The general assumption is that she drank so much it killed her – a major embarrassment for Archie, but little more. An initial post-mortem seems to confirm that drink had aggravated an existing medical condition and the police are happy to accept that and close the inquiry.
Susie’s inquisitive nature and her tenacity in pursuit of the truth, leave her dissatisfied with their conclusion – and an extended visit from Toby raises her hopes the two can again co-operate in a private investigation. But Toby’s stay does not produce the romance-sparking atmosphere she had hoped for, especially since he seems to be getting on so well with flirtatious stablemaid Lucy, Susie’s temporary landlady!
Her artist’s eye for detail makes Susie ideally suited for the task she has taken on, but is she getting carried away by her previous success to the extent of not only endangering her reputation but also her burgeoning relationship with Toby?
Susie is everything a cosy detective should be – absorbing, witty, warm, charming, funny and endlessly inquisitive. Carter has created a character Agatha Christie would be proud of – a sort of 21st century Jane Marple, although it is hard to imagine what that most correct and starchy lady would have thought about Susie’s passion for racy French silk underwear!

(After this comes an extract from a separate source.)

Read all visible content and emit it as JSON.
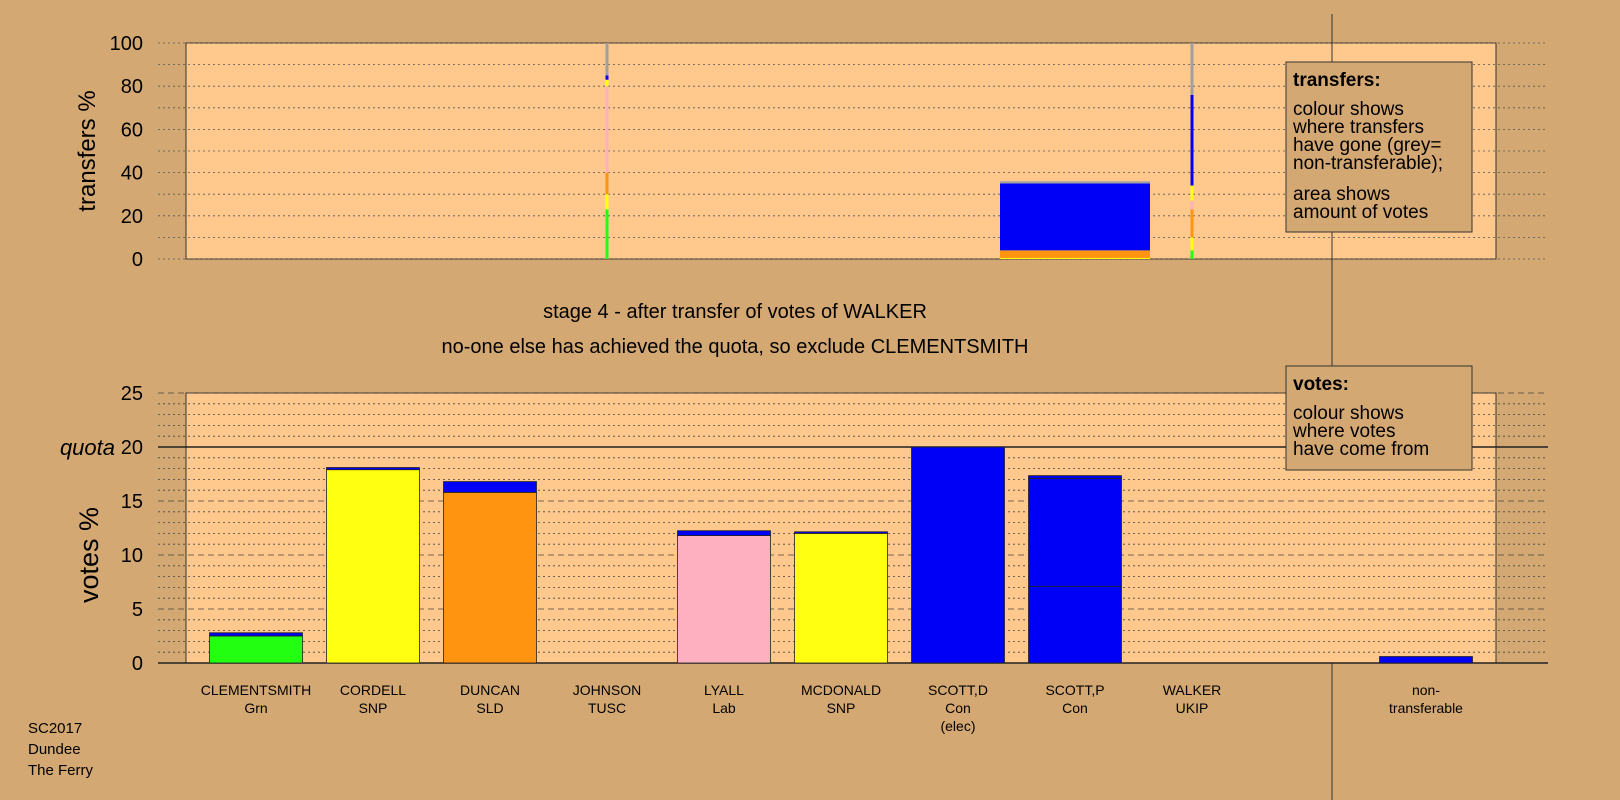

There are a couple of minor blips. The idea that a point-to-point mare, however good, who has not yet run under National Hunt rules, could top the legendary Golden Miller’s five successive Cheltenham Gold Cup wins from 1932-36 is beyond belief. And the final paragraphs, in which Carter seems confused about the powers of magistrates and crown courts, just don’t make sense.
Her publishers have signed Carter for a series of three books. The first was good, this clever piece of social commentary, well-plotted, absorbing, charming and funny, is even better. I can’t wait for the third in the trilogy – and hope it will not be the last.